1. As to his salary; the statement in the contract that it is payable in specie does not alter the amount due. The case of Wood v. Bullens, 6 Allen, 516, has been too frequently affirmed to require further discussion of this point. See Howe v. Nickerson, ante, 400, and cases cited.

2. As to his expenses in going out; he is entitled to charge the amount of currency expended by him in buying gold to pay these expenses.

3. He is not entitled under the contract to charge the expenses incurred in returning home. If anything is to be allowed in this respect, it is to be included in the damages for the breach of the contract.

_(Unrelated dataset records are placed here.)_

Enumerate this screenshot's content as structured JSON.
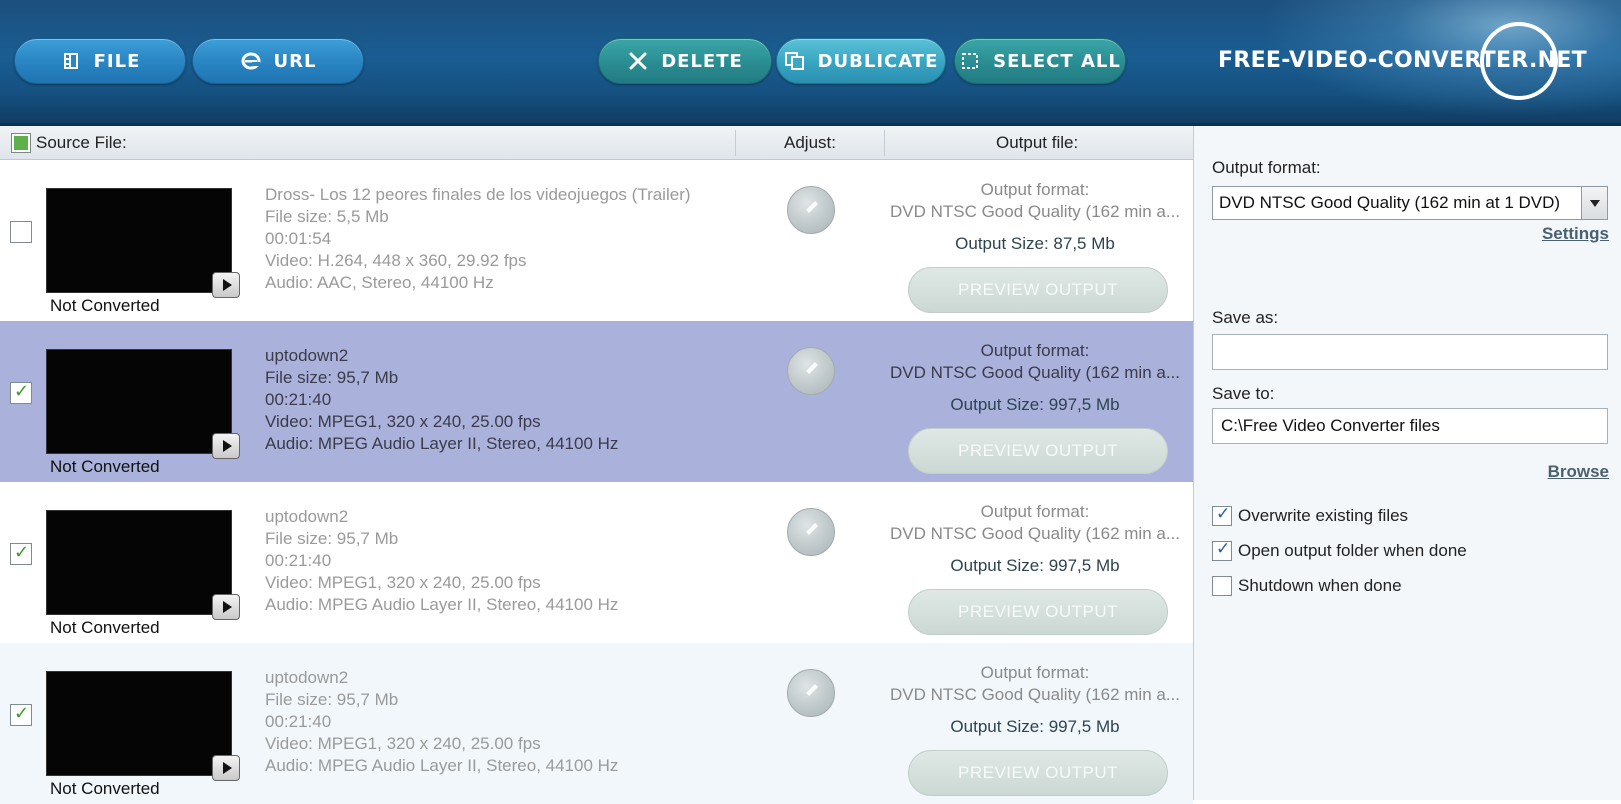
{
  "toolbar": {
    "file_label": "FILE",
    "url_label": "URL",
    "delete_label": "DELETE",
    "duplicate_label": "DUBLICATE",
    "select_all_label": "SELECT ALL",
    "logo_text": "FREE-VIDEO-CONVERTER.NET"
  },
  "columns": {
    "source": "Source File:",
    "adjust": "Adjust:",
    "output": "Output file:"
  },
  "files": [
    {
      "checked": false,
      "selected": false,
      "name": "Dross- Los 12 peores finales de los videojuegos (Trailer)",
      "size": "File size: 5,5 Mb",
      "duration": "00:01:54",
      "video": "Video: H.264, 448 x 360, 29.92 fps",
      "audio": "Audio: AAC, Stereo, 44100 Hz",
      "status": "Not Converted",
      "output_format_label": "Output format:",
      "output_format": "DVD NTSC Good Quality (162 min a...",
      "output_size": "Output Size: 87,5 Mb",
      "preview_label": "PREVIEW OUTPUT"
    },
    {
      "checked": true,
      "selected": true,
      "name": "uptodown2",
      "size": "File size: 95,7 Mb",
      "duration": "00:21:40",
      "video": "Video: MPEG1, 320 x 240, 25.00 fps",
      "audio": "Audio: MPEG Audio Layer II, Stereo, 44100 Hz",
      "status": "Not Converted",
      "output_format_label": "Output format:",
      "output_format": "DVD NTSC Good Quality (162 min a...",
      "output_size": "Output Size: 997,5 Mb",
      "preview_label": "PREVIEW OUTPUT"
    },
    {
      "checked": true,
      "selected": false,
      "name": "uptodown2",
      "size": "File size: 95,7 Mb",
      "duration": "00:21:40",
      "video": "Video: MPEG1, 320 x 240, 25.00 fps",
      "audio": "Audio: MPEG Audio Layer II, Stereo, 44100 Hz",
      "status": "Not Converted",
      "output_format_label": "Output format:",
      "output_format": "DVD NTSC Good Quality (162 min a...",
      "output_size": "Output Size: 997,5 Mb",
      "preview_label": "PREVIEW OUTPUT"
    },
    {
      "checked": true,
      "selected": false,
      "name": "uptodown2",
      "size": "File size: 95,7 Mb",
      "duration": "00:21:40",
      "video": "Video: MPEG1, 320 x 240, 25.00 fps",
      "audio": "Audio: MPEG Audio Layer II, Stereo, 44100 Hz",
      "status": "Not Converted",
      "output_format_label": "Output format:",
      "output_format": "DVD NTSC Good Quality (162 min a...",
      "output_size": "Output Size: 997,5 Mb",
      "preview_label": "PREVIEW OUTPUT"
    }
  ],
  "panel": {
    "output_format_label": "Output format:",
    "output_format_value": "DVD NTSC Good Quality (162 min at 1 DVD)",
    "settings_link": "Settings",
    "save_as_label": "Save as:",
    "save_as_value": "",
    "save_to_label": "Save to:",
    "save_to_value": "C:\\Free Video Converter files",
    "browse_link": "Browse",
    "options": [
      {
        "label": "Overwrite existing files",
        "checked": true
      },
      {
        "label": "Open output folder when done",
        "checked": true
      },
      {
        "label": "Shutdown when done",
        "checked": false
      }
    ]
  },
  "colors": {
    "toolbar_bg": "#1a5d92",
    "selected_row": "#aab1db",
    "check_green": "#3a9a2c"
  }
}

4. The damages for the breach of the contract are to be estimated in the currency in which the defendants have a right to pay it. As to the rule of damages, it must be so adapted to the circumstances of each particular case as to approximate as nearly as possible to a just compensation for the actúa, injury which the plaintiff has suffered. Revere v. Boston Copper Co. 15 Pick. 351. The compensation he was to receive is one of the .elements to be considered, for that is the limit of what he would have received if he had been retained. But no premium is to be allowed upon it because it was payable in *413specie. But his time was left to him. He was at liberty to dispose of it as he pleased, and he must deduct for it such sum as he might have obtained for it by reasonable efforts. In this view it becomes a pertinent inquiry where he might be obliged to go to find suitable and proper employment. If he was obliged to return home, or go elsewhere, the expenses of removal from the mines to the place of employment become a proper subject of consideration. There are numerous cases on the subject, but all of them vary in their circumstances. The case of Johnson v. Arnold, 2 Cush. 46, is unlike this case. Nor is it necessary to discuss cases like that of Costigan v. Mohawk & Hudson Railroad, 2 Denio, 609. The rule above stated will be a sufficient guide to the assessor to whom it is agreed to refer the matter. Judgment on the verdict.